Outside of nearly ramming the only reef rock in a large bay and bucking the wind for a few hours, Elbow was no problem at all. I swear the rock appeared out of nowhere. For all I know it was gone the moment we passed by. Probably hoisted by the ghost fish. The morning mostly shot, we found ourselves at the trestle. Figured Al must have been hungry when he crunched up a pack of noodles and ate them dry. It was there we took our annual one arm photo. Never much of a shot but they always captured the moment. Small piece of who we once were.
|Bear or Black Pig?|
Once below the last rapids it was sixteen miles of clear sailing to the access. Only thing that could have slowed us down was the dead on headwind. And it was a honker. Crept by a playground of otters, one fisherman and a single swimming bear. The bear seemed to be on its way to our first campsite. Figuring the man in the boat was camping there, we crowded the bear off the river. Passing camp we saw the rickety table spread with food. Lunchtime for Yogi. 'Spose we could have stopped and packed it all up. But the headwind said to forget about it. Besides, the more we packed up, the more the bear would have torn up.

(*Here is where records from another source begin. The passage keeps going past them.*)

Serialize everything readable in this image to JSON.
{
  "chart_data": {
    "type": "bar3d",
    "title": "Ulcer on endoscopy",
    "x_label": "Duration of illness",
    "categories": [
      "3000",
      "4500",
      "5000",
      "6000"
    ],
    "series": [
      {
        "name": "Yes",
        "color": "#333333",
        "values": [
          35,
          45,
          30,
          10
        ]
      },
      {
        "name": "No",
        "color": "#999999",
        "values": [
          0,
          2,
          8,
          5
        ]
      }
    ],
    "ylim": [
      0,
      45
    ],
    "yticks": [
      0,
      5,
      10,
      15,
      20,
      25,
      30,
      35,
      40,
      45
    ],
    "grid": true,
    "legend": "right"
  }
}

Another hour brought us to a bend in the river. At last we were somewhat tucked under the storm. A mile later we saw the end of our day. Iskwasum was an angry sea my friend. Totally impossible. Stampede of white horses. We found a shore lunch spot, landed and hunkered down for the night. Allan made dinner while I set up the tent. Fine line between free standing and airborne. Mac and cheese for supper. Maybe better than nothing. Maybe not. We were burnt, fried, kaput, dragged out and were in the bags at 6:30. Been on the water and trail for ten hours and had only done twenty-four miles. Slept like the dead.
We rose under a black and blue sky at 4:30. Clearing sky approaching from the north. End of the earth overcast to the south. Above us the dividing line. But no wind! Calm and a dozen miles to go. We could already taste the brew of Winnipeg.
Once we were on the lake the sunrise exploded green against the spruces to our south. Good weather, no hurry. We stopped and watched the show. The cruise down Iskwasum was a pleasure tinged with fear that another blow was right around the corner. Turned out it wasn't. We took our last smoke break surrounded by cattails where the river left the lake. No matter the weather of the last two days, I wasn't ready for this trip to be over. Another longed for journey down the tubes. Memories are fine but making them is so much better. Seems there's never enough time for stuff like this until you're retired and then the body can't do it any more. You betcha it's all ass backwards.
The access looked like it could have been a walleye tournament. Twenty boats lined up on shore with a few thousands horses waiting for the starting gun so's they go off on a meat hunt. Good luck to each of them. Hope all the 'don't have a clooo boys' fill their stringers. Ah, the arrogance of canoemen. At least this one.
Load the Jeeped. Headed to Winnipeg. Ate and slept. Crossing the border was ten minutes of interrogation. The young official at the border was much more interested in the canoe than any illegal activities on our part. Wanted to know all the specs and where to get one. That's the kind of questioning I can live with.